Greece's Curiosities: Wild, Difficult, Maniots
BalkanTravellers.com
Killing the men and taking off the roof – these were the requirements which would make the Maniots win their wars. Settling in the Mani Peninsula on Peloponnesus after the fall of the Byzantine Empire in the fifteenth century, numerous noble clans, calling themselves Nikians, found it difficult to share its tiny, infertile land.
Their blood feuds defined the history of the area for four centuries, reducing it to endless little wars between the nobility and constant migration for the rest of the population. For the battles of the Nikians belonged only to the Nikians. The men would fight, while the women and the children, generally out of danger, would provide the food. The common peasantry was not only free to go - it was encouraged to do so. The wars of the Maniots - lasting, bloody and numerous, left the landscape dotted with hundreds of half-destroyed towers, spreading further and further the word of the locals’ somewhat ominous character.

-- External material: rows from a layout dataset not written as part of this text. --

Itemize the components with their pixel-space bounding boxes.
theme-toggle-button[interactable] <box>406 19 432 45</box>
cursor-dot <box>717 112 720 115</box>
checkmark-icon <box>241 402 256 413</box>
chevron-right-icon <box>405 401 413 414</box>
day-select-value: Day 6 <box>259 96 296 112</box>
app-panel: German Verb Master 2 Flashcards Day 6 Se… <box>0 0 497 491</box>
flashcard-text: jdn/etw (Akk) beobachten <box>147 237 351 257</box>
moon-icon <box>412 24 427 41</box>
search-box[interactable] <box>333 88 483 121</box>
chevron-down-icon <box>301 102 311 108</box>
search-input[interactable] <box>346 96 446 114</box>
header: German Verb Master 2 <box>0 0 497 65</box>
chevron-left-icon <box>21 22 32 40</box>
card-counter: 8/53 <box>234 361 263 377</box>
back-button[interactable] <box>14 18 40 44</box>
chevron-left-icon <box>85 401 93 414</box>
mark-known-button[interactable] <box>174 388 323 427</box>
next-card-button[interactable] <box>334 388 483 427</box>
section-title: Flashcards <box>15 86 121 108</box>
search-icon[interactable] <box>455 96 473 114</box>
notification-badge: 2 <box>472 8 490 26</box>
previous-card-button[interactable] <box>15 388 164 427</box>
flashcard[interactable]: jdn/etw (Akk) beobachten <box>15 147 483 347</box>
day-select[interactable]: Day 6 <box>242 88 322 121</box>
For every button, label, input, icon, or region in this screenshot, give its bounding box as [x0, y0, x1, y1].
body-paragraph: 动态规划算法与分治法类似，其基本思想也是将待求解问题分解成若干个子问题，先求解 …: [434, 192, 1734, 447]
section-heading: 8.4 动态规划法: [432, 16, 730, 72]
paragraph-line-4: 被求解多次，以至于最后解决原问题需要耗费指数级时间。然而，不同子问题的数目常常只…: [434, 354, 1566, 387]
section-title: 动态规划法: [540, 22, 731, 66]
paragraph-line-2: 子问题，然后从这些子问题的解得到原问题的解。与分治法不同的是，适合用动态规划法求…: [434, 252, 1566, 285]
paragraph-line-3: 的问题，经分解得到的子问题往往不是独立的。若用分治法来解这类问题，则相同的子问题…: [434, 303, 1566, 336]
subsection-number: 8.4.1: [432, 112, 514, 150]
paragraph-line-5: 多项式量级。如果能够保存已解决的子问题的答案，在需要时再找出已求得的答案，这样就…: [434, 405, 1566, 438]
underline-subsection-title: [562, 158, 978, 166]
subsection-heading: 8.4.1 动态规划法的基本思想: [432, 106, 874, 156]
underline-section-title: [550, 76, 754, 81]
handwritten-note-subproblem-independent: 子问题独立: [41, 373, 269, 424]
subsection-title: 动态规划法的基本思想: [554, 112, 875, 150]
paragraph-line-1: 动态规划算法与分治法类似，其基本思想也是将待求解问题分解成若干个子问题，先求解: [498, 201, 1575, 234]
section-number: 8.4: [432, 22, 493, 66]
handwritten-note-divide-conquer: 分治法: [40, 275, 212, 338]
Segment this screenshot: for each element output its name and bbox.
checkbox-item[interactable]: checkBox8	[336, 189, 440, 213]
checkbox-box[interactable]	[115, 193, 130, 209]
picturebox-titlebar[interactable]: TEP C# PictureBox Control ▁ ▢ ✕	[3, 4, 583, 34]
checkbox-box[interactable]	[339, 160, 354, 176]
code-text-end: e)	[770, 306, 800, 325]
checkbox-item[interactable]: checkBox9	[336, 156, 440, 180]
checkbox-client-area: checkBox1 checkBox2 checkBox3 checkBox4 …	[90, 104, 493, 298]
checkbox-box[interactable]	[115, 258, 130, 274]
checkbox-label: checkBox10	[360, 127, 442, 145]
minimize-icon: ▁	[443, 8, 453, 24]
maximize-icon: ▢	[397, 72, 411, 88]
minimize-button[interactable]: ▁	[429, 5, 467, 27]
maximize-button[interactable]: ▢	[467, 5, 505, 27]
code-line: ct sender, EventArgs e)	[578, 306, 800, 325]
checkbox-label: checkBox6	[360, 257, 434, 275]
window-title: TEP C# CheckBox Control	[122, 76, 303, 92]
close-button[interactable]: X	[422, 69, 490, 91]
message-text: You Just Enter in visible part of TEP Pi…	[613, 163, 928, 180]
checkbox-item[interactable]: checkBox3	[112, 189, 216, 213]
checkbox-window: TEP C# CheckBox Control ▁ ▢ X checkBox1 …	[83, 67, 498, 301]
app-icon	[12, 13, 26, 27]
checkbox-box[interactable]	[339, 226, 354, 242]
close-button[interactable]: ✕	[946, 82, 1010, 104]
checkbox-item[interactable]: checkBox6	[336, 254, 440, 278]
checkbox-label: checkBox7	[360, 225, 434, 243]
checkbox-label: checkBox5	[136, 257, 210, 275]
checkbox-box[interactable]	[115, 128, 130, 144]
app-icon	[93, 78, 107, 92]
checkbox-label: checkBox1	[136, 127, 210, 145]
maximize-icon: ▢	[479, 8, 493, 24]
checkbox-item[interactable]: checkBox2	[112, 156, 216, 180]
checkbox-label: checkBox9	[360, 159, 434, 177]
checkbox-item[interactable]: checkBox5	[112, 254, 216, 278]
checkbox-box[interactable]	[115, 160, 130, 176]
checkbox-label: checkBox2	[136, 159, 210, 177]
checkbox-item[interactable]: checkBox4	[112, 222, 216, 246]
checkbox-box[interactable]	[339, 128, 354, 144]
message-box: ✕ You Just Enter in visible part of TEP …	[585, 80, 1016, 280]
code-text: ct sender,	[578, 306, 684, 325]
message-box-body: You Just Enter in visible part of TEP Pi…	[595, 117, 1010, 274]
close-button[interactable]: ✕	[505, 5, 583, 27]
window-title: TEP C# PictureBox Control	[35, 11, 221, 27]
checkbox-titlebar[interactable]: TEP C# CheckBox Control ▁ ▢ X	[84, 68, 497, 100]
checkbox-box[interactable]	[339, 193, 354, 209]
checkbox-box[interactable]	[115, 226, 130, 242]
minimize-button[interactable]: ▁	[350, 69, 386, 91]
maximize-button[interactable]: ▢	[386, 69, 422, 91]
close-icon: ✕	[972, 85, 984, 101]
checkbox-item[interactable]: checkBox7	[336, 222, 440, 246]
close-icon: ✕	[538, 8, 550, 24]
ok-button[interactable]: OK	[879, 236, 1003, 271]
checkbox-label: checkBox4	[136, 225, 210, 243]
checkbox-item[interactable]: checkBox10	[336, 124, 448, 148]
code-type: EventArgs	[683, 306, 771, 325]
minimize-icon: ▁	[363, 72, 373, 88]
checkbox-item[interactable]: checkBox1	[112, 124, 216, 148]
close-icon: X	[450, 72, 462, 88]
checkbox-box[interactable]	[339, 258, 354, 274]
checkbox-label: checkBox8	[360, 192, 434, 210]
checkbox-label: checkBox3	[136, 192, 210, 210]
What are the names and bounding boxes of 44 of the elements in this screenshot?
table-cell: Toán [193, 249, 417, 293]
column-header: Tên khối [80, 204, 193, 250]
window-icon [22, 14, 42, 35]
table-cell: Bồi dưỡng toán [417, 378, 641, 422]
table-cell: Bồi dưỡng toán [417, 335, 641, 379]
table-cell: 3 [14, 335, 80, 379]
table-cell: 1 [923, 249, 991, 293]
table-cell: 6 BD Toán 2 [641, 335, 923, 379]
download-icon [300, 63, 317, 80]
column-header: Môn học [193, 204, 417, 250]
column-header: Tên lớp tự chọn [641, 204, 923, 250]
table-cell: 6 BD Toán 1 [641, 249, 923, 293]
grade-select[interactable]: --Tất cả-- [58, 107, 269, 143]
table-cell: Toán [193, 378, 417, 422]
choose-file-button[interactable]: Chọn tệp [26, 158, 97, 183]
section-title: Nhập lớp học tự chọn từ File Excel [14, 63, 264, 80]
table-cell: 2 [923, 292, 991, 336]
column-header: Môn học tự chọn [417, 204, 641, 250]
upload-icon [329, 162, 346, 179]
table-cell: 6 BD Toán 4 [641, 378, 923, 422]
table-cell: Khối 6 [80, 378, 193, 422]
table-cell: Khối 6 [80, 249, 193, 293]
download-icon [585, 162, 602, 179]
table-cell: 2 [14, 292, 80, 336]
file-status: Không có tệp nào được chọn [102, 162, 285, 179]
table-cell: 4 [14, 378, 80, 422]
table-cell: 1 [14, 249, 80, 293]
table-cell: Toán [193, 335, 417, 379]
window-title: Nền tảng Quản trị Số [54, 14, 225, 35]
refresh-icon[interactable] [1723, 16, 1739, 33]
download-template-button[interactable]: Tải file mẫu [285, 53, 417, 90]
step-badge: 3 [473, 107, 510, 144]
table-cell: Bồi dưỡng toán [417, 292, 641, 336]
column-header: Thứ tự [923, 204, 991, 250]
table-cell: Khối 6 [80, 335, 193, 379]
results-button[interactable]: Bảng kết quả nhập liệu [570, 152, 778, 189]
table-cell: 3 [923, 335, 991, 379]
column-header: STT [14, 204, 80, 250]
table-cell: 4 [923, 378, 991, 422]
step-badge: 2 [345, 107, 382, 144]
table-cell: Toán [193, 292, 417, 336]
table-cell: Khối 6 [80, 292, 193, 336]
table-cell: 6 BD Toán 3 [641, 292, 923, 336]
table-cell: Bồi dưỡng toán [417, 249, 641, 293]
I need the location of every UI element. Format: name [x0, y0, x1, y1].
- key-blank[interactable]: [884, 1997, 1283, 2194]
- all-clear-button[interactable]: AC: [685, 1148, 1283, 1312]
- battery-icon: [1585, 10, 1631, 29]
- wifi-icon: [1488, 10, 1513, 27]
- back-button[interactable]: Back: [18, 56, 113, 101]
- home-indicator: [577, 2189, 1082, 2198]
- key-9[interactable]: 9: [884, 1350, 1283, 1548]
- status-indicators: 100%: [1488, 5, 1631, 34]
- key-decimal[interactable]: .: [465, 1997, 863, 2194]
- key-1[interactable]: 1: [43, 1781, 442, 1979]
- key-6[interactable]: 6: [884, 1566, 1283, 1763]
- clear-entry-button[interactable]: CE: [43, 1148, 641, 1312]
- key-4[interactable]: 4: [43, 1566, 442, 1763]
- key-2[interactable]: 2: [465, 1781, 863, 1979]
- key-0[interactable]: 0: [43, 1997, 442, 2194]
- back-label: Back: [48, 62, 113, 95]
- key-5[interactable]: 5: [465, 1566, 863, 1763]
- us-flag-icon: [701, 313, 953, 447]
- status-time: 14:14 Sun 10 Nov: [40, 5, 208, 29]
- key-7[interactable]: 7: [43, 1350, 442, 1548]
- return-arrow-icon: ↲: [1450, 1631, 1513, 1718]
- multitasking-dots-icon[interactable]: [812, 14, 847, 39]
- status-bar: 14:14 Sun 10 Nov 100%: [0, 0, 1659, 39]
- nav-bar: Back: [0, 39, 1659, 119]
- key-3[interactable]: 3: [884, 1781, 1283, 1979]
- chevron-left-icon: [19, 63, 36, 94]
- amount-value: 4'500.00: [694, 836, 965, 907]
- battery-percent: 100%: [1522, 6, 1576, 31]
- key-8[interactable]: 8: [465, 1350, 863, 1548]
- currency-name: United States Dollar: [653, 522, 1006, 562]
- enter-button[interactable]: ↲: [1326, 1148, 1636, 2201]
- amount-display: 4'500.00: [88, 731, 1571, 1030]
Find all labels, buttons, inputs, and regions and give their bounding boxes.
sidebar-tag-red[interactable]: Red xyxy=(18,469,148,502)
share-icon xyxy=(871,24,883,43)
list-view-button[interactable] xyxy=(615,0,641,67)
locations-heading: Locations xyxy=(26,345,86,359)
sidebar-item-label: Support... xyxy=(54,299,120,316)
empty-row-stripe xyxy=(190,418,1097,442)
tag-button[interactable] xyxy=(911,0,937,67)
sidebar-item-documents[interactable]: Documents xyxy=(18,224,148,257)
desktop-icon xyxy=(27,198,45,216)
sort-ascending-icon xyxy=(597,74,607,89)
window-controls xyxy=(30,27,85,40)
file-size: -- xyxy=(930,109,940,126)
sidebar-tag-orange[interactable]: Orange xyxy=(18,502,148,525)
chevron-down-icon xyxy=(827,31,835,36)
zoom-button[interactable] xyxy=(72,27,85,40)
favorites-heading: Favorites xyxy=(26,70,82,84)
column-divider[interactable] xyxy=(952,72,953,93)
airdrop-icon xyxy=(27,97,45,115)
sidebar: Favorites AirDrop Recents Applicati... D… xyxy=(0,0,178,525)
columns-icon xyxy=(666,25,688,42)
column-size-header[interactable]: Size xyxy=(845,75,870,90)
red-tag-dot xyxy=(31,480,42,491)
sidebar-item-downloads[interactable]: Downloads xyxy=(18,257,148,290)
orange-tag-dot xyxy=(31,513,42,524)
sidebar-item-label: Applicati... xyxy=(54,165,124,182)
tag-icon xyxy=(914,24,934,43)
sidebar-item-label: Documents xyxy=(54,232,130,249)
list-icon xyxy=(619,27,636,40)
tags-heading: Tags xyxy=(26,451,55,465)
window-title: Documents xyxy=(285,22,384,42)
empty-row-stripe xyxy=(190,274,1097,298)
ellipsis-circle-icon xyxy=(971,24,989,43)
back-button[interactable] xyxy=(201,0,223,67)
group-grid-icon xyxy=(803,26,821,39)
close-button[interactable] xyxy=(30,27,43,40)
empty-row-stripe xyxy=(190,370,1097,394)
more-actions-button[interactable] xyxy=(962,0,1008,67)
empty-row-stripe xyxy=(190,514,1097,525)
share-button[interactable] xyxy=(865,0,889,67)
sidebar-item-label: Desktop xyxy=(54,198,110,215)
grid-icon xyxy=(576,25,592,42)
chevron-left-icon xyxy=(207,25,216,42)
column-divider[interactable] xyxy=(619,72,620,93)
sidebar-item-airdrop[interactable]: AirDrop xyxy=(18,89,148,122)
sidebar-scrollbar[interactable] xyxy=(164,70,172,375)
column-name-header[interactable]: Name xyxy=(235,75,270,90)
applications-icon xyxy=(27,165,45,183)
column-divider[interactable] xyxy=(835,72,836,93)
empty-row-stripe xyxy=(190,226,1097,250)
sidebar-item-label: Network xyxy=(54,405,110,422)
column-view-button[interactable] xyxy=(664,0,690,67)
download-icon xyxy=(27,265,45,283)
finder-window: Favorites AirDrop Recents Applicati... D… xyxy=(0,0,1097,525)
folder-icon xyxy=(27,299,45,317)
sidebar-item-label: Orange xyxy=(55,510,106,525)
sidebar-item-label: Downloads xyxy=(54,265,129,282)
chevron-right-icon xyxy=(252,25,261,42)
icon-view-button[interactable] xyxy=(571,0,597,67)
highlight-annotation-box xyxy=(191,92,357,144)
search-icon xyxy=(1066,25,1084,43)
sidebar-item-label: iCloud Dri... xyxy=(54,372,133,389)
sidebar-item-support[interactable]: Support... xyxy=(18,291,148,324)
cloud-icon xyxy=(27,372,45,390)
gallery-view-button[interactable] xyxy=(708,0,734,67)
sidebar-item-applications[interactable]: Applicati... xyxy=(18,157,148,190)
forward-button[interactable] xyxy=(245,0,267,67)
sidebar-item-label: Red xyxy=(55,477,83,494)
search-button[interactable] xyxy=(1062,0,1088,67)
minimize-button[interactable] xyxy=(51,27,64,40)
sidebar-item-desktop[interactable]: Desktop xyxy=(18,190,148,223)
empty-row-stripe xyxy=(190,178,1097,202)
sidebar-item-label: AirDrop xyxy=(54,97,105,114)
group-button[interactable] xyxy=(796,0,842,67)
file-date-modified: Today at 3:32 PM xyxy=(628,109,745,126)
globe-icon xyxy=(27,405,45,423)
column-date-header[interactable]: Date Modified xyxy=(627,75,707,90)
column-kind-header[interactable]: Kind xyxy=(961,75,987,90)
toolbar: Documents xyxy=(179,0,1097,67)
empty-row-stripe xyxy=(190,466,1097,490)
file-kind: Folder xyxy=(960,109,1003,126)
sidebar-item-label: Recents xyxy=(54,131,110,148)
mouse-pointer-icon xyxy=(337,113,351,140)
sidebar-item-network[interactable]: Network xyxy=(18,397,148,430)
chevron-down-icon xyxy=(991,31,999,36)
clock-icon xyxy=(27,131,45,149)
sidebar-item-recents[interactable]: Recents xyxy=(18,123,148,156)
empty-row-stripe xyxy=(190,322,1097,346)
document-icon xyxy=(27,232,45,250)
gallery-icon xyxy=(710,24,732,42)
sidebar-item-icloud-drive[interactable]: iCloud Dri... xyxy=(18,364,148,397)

The fear from their ferocity grew so strong that under the Ottoman Empire two fortresses were built at the entrance of the Mani Peninsula – not to guard the Maniots, but rather to protect the Peloponnesus from them.
In the nineteenth century the modern world realised that this fortification made sense: in September of 1831, the Mavromihalis clan spectacularly murdered the first Greek Prime Minister, Kapodistrias, on the fountain steps in the then-capital of the new independent state, Nafplio.
The latest major Maniots’ battle took place quite a few years later – in 1870, when it grew so far out of control that the national army had to interfere to put it down.
Today, sitting in the friendly tavernas and terraces of Areopoli or Kitta one can hardly believe the peninsula’s history. Yet the towers, mostly halved, are here as a proof. They make the most stunning feature of the Mani, one of the wildest territories of mainland Greece. Built out of rocks cut from the mountains that dominate the peninsula, they often merge with the landscape from a distance and only their shadows or an occasional leafy background make them stand out.
Although architecturally unremarkable, the towers add something human to the moony look of the Mani. Ironically, despite their once gloomy role, the feeling they provoke is that of an enduring civilization.